Por Arturo Zárate Ruiz
La libertad consiste en la capacidad de elegir y abrazar, por uno mismo, un bien, entre varios elegibles. Por ejemplo, al casarnos escogemos cónyuge; en el restaurante, los apetitosos tacos; al ir de pesca, carnada con plomada para hundir el anzuelo y llegar a donde se esconden los huachinangos. Lo que a veces se nos olvida es que al elegir un bien ponemos a un lado otros: si me caso con Lourdes, renuncié a hacerlo con Beatriz; al comer tacos, ya no tendré estómago para una tortota; si busco peces del fondo, no atraparé tan fácilmente especies de superficie como los dorados.
He allí que elegir es también renunciar, y eso no corresponde sólo a quienes abrazan la vida religiosa con sus votos de castidad, pobreza y obediencia.
La castidad es para todos. El sexto mandamiento manda el no fornicarás. Así, el único ámbito de actividad sexual permitido es el matrimonio hasta que la muerte separe a los esposos. Sus goces de la intimidad exigen además amor y respeto, es más, están abiertos a procrear y fundar una familia. Se renuncia, por tanto, a cualquier otro encuentro o deleite contrario a este propósito. Se renuncia sobre todo al egoísmo. Sí, así abrazamos mejores bienes: crecer como personas, el cariño verdadero de una esposa, la vida familiar, aun si no se nos dan los hijos, pues, por buenos, nos estimaran nuestros parientes. En cualquier caso, la renuncia ocurre.
La pobreza, o renuncia a los bienes materiales, les corresponde inclusive a los más ricos. No es que no los busquen, sino que los procuran y generan, no con egoísmo, sino para el bien común. Su esfuerzo e ingenio, aunado a las preocupaciones por invertir bien el dinero, genera empleos, y los muchos empleos elevan el nivel de vida de toda la población. El hombre o mujer comunes tampoco se desvelan para enriquecerse ellos mismos. Cuando están insertos en una familia, se desvelan por el bienestar de sus seres queridos. Eligen, sí, gozar así de su cariño. Pero la renuncia también está allí: en gran medida, relegan su propia tranquilidad por el bien de los demás. Ponen a un lado eso de «¡Qué descansada vida la del que huye del mundanal rüido!»
En fin, la obediencia la requerimos todos, si no por otra razón, por los golpazos que siguen a desatender las reglas. Permítanme un ejemplo bobo: renunciamos a intentar volar como Súperman porque de encapricharnos, ¡qué caída dolorosa sufriremos de desatender las leyes de la gravedad y lanzarnos del tercer piso! El caso es que peor sería ignorar los mandamientos de Dios. El porrazo lo padeceríamos en el mismo Infierno y aun antes en la desazón propia de los bienes pasajeros prohibidos. Sea lo que sea, hay renuncia a ellos, y puede dolernos porque por un momento nos gustan.

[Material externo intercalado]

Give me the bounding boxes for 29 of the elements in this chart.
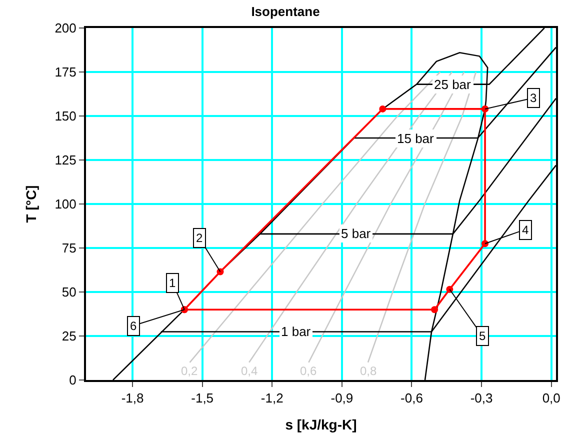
x-tick-label: -0,3 (470, 390, 493, 406)
y-tick-label: 75 (62, 240, 76, 256)
series-label: 1 bar (281, 324, 312, 339)
annotation: 3 (530, 91, 537, 105)
y-tick-label: 100 (54, 196, 76, 212)
y-tick-label: 50 (62, 284, 76, 300)
annotation: 1 (169, 276, 176, 290)
x-axis-title: s [kJ/kg-K] (285, 416, 357, 432)
annotation: 4 (522, 223, 529, 237)
series-label: 15 bar (397, 131, 435, 146)
series-label: 25 bar (434, 77, 472, 92)
annotation: 6 (130, 319, 137, 333)
x-tick-label: -1,2 (260, 390, 284, 406)
y-tick-label: 200 (54, 20, 76, 36)
x-tick-label: -0,6 (400, 390, 423, 406)
y-axis-title: T [°C] (22, 185, 39, 223)
annotation: 2 (196, 231, 203, 245)
annotation: 5 (479, 329, 486, 343)
series-label: 5 bar (341, 226, 372, 241)
y-tick-label: 150 (54, 108, 76, 124)
y-tick-label: 125 (54, 152, 76, 168)
x-tick-label: -0,9 (330, 390, 354, 406)
x-tick-label: -1,8 (121, 390, 144, 406)
y-tick-label: 0 (69, 372, 76, 388)
y-tick-label: 25 (62, 328, 76, 344)
y-tick-label: 175 (54, 64, 76, 80)
x-tick-label: 0,0 (542, 390, 560, 406)
x-tick-label: -1,5 (191, 390, 214, 406)
chart-title: Isopentane (251, 4, 320, 19)
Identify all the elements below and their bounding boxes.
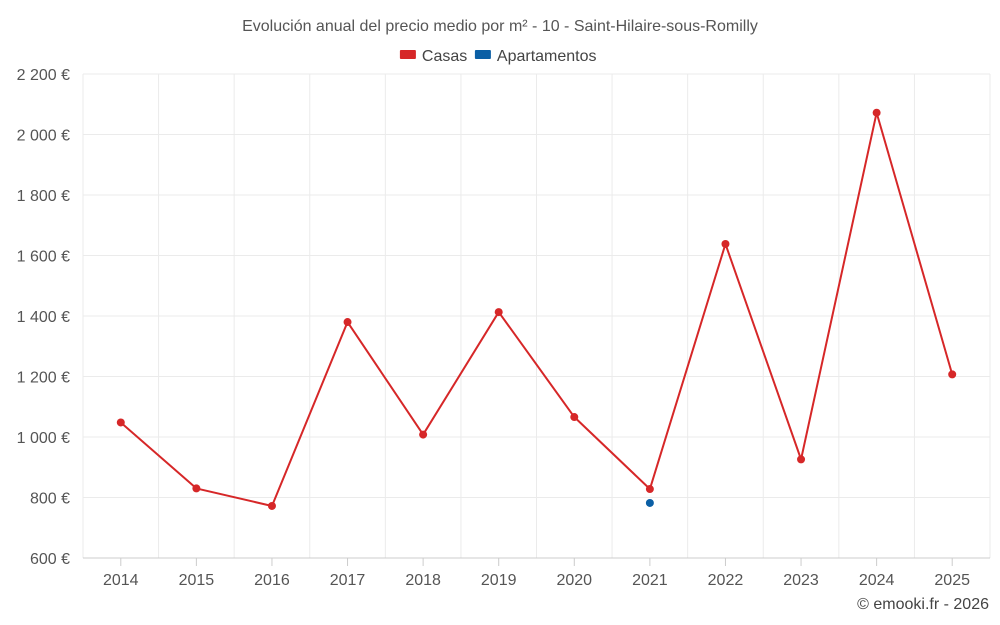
y-tick-label: 800 € xyxy=(30,491,70,508)
data-point-apartamentos-2021 xyxy=(645,498,654,507)
y-tick-label: 1 200 € xyxy=(17,370,70,387)
legend-item-casas[interactable]: Casas xyxy=(399,48,467,65)
y-tick-label: 1 800 € xyxy=(17,188,70,205)
y-tick-label: 2 000 € xyxy=(17,128,70,145)
legend-label-casas: Casas xyxy=(422,48,467,65)
credit-text: © emooki.fr - 2026 xyxy=(857,596,989,613)
y-tick-label: 1 600 € xyxy=(17,249,70,266)
data-point-casas-2015 xyxy=(192,484,201,493)
x-tick-label: 2025 xyxy=(934,572,970,589)
legend[interactable]: Casas Apartamentos xyxy=(399,48,597,65)
chart-title: Evolución anual del precio medio por m² … xyxy=(242,18,758,35)
axes: 600 € 800 € 1 000 € 1 200 € 1 400 € 1 600 € 1 … xyxy=(17,67,990,589)
x-tick-label: 2019 xyxy=(481,572,517,589)
x-tick-label: 2021 xyxy=(632,572,668,589)
grid xyxy=(82,73,991,559)
legend-label-apartamentos: Apartamentos xyxy=(497,48,597,65)
y-tick-label: 2 200 € xyxy=(17,67,70,84)
x-tick-label: 2015 xyxy=(179,572,215,589)
data-point-casas-2022 xyxy=(721,240,730,249)
data-point-casas-2025 xyxy=(948,370,957,379)
x-tick-label: 2020 xyxy=(556,572,592,589)
data-point-casas-2018 xyxy=(419,430,428,439)
legend-swatch-casas xyxy=(399,50,416,59)
x-tick-label: 2018 xyxy=(405,572,441,589)
x-tick-label: 2014 xyxy=(103,572,139,589)
series xyxy=(116,108,957,510)
legend-item-apartamentos[interactable]: Apartamentos xyxy=(474,48,597,65)
legend-swatch-apartamentos xyxy=(474,50,491,59)
x-tick-label: 2024 xyxy=(859,572,895,589)
data-point-casas-2023 xyxy=(797,455,806,464)
data-point-casas-2017 xyxy=(343,318,352,327)
x-tick-label: 2022 xyxy=(708,572,744,589)
data-point-casas-2020 xyxy=(570,413,579,422)
series-line-casas xyxy=(120,111,954,507)
x-tick-label: 2016 xyxy=(254,572,290,589)
x-tick-label: 2017 xyxy=(330,572,366,589)
data-point-casas-2024 xyxy=(872,108,881,117)
data-point-casas-2016 xyxy=(267,501,276,510)
y-tick-label: 600 € xyxy=(30,551,70,568)
y-tick-label: 1 400 € xyxy=(17,309,70,326)
data-point-casas-2019 xyxy=(494,308,503,317)
data-point-casas-2014 xyxy=(116,418,125,427)
x-tick-label: 2023 xyxy=(783,572,819,589)
y-tick-label: 1 000 € xyxy=(17,430,70,447)
data-point-casas-2021 xyxy=(645,485,654,494)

Una renuncia muy difícil es la del resentimiento. Debe darse si acatamos lo que pedimos en el Padre Nuestro: «Perdona nuestras ofensas como también nosotros perdonamos a los que nos ofenden». Tan difícil es que nos engañamos al decir “perdono, pero no olvido”. Y hay que olvidar porque, de no hacerlo, no podremos abrazar el bien mejor elegido: amar. De nuevo, no deja de haber la renuncia, una que parece imposible: borrar de la memoria el mal que hemos recibido de aquel a quien perdonamos. Debemos tratarlo como si nada hubiera ocurrido. Debemos amarlo, pues, según nos explica Jesús, «Amad a vuestros enemigos, haced bien a los que os aborrecen y orad por los que os persiguen y calumnian para que seáis hijos imitadores de vuestro Padre celestial, el cual hace nacer su sol sobre los buenos y malos y llover sobre los justos y pecadores, que si no amáis sino a los que os aman, ¿qué premio habéis de tener?, ¿No lo hacen así aun los publicanos?»

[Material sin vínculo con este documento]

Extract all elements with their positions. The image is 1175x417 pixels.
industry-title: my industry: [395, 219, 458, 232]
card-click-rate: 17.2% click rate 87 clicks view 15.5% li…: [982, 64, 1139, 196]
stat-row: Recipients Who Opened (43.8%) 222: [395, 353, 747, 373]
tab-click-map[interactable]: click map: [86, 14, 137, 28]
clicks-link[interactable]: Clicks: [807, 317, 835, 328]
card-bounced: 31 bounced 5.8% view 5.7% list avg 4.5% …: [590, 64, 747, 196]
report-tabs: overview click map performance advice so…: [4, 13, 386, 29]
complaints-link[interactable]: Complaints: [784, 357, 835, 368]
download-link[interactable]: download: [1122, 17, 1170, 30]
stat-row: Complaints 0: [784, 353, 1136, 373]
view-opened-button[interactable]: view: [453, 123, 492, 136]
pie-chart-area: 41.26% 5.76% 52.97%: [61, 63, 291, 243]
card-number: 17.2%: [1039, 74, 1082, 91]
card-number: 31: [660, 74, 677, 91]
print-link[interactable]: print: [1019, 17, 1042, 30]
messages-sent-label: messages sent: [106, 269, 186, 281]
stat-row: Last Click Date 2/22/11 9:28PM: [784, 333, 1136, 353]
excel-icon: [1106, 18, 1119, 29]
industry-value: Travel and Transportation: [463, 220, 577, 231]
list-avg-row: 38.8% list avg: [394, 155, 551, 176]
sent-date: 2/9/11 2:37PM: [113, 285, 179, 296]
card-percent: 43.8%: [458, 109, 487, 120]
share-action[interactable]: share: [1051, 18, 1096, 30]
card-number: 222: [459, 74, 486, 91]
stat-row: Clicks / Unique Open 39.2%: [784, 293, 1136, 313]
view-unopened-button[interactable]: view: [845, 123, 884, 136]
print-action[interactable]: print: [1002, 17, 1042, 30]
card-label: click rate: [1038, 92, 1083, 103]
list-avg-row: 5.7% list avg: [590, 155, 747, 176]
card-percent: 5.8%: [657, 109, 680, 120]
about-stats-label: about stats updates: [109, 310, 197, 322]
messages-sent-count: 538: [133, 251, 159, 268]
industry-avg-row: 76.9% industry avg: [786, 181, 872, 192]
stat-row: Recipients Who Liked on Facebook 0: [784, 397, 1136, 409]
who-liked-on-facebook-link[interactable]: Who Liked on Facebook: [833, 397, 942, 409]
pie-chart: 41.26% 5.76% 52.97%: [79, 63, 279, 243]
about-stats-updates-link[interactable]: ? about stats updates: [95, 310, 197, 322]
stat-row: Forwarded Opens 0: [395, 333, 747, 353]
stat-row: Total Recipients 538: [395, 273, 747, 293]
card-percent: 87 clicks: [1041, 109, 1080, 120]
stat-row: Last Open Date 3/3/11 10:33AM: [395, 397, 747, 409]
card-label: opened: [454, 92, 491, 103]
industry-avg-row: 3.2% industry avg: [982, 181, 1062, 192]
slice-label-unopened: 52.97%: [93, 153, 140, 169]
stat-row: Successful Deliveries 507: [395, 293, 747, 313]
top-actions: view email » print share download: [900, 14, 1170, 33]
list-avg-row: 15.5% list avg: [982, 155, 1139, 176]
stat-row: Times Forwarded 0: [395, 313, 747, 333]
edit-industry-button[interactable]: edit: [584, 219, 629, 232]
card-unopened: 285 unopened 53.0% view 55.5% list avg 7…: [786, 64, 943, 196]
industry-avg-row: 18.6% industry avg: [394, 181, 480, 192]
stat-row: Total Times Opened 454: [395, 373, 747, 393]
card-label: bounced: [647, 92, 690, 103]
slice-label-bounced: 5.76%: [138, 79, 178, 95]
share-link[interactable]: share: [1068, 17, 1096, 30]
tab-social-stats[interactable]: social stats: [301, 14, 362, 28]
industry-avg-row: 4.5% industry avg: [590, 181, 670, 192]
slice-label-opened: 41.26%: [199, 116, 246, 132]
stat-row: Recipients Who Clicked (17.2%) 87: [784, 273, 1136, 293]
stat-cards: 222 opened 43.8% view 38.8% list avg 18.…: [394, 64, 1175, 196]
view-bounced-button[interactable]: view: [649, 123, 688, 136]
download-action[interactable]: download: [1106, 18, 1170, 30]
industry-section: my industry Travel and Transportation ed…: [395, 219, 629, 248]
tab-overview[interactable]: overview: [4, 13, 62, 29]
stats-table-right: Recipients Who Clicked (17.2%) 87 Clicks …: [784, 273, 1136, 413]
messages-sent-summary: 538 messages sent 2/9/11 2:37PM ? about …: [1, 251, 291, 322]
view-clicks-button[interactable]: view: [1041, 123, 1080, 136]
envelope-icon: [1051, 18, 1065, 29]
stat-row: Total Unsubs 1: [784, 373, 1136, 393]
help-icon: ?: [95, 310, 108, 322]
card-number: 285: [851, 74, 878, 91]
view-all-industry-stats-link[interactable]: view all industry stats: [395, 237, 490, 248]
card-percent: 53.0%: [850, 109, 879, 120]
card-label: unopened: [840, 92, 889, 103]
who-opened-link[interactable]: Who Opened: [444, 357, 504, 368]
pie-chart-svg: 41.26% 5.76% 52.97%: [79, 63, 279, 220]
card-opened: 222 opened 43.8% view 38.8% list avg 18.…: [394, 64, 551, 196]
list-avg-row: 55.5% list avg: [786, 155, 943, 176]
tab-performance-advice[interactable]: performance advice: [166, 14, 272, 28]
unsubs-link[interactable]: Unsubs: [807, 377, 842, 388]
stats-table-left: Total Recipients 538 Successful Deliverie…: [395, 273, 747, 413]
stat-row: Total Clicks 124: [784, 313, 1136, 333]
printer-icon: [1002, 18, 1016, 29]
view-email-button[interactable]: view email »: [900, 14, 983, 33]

Pero ésta es la promesa suya tras nuestras renuncias: «todo el que haya dejado casas, o hermanos, o hermanas, o padre, o madre, o hijos o tierras por mi nombre, recibirá cien veces más, y heredará la vida eterna». Y nos lo explica san Pablo: «no tenemos puesta la mirada en las cosas visibles, sino en las invisibles: lo que se ve es transitorio, lo que no se ve es eterno».